Single by Corey Taylor

from the album CMF2
- Released: May 16, 2023
- Recorded: 2023
- Genre: Alternative metal
- Length: 4:17
- Label: BMG Rights Management
- Songwriter: Corey Taylor
- Producers: Taylor; Jay Ruston;

Corey Taylor singles chronology
| "On the Dark Side" (2022) | "Beyond" (2023) | "Post Traumatic Blues" (2023) |

Music video
- "Beyond" on YouTube

= Beyond (Corey Taylor song) =

2023 song by Corey Taylor

"Beyond" is a song by American musician Corey Taylor, the frontman of Slipknot and Stone Sour. It was the lead single from his second solo album CMF2. It peaked at number one on the Billboard Mainstream Rock Airplay chart in 2023.

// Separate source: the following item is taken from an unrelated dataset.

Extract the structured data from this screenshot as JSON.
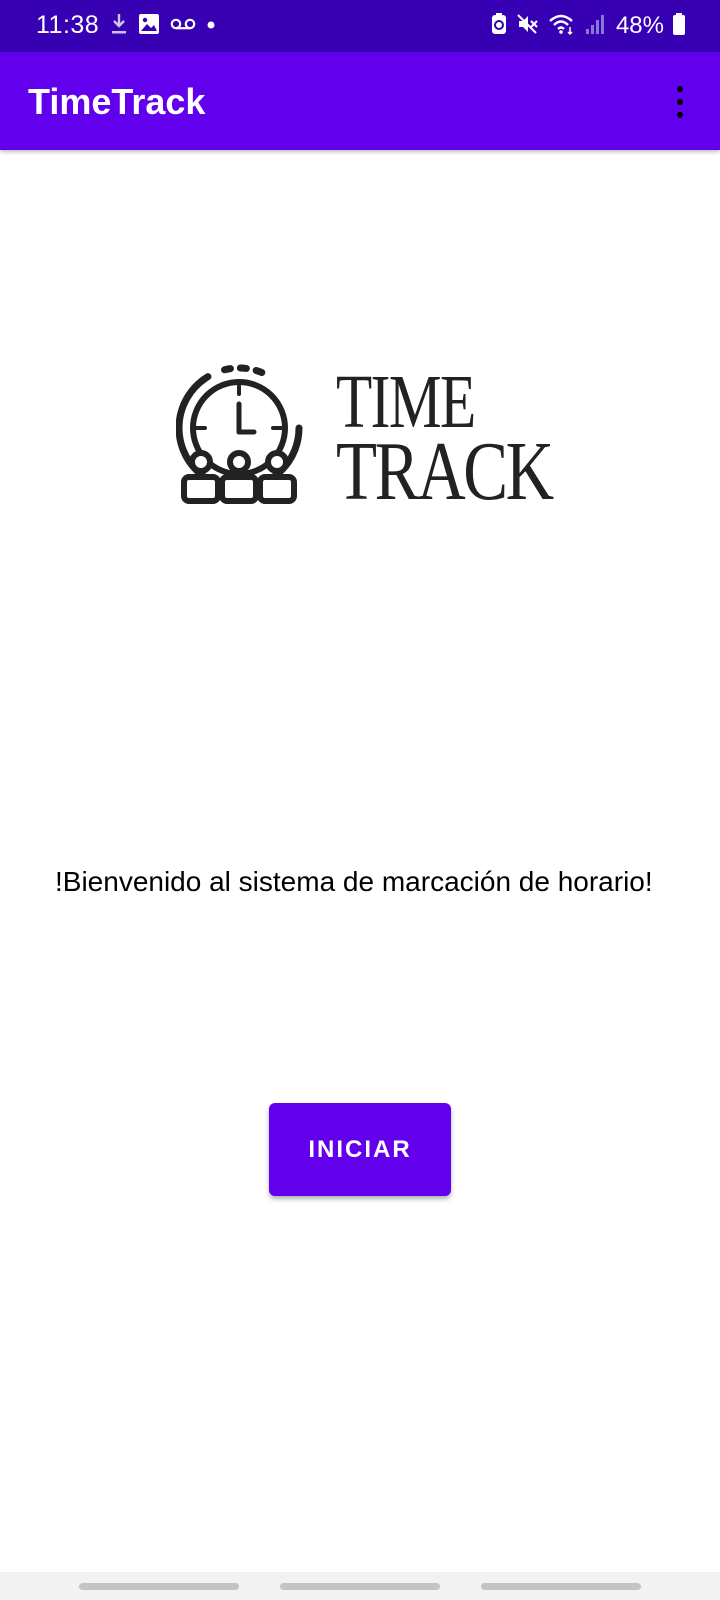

==Background and release==
Corey Taylor said that "Beyond" dates back to 2006, when he wrote the song. He said it was one of a couple of older songs he had written over the years and had previously debuted live with the Junk Beer Kidnap Band (JBKB). He said the songs were being recorded and released roughly 14 to 16 years after he had first performed them. Blabbermouth.net reported that Taylor had originally performed the song with the JBKB in 2009 and that it was reworked for CMF2. Taylor performed the track live for the first time as a solo artist on May 2, 2023, at The Theatre at the Santander Arena in Reading, Pennsylvania, during his solo U.S. tour. Taylor confirmed onstage that "Beyond" was the lead single from CMF2.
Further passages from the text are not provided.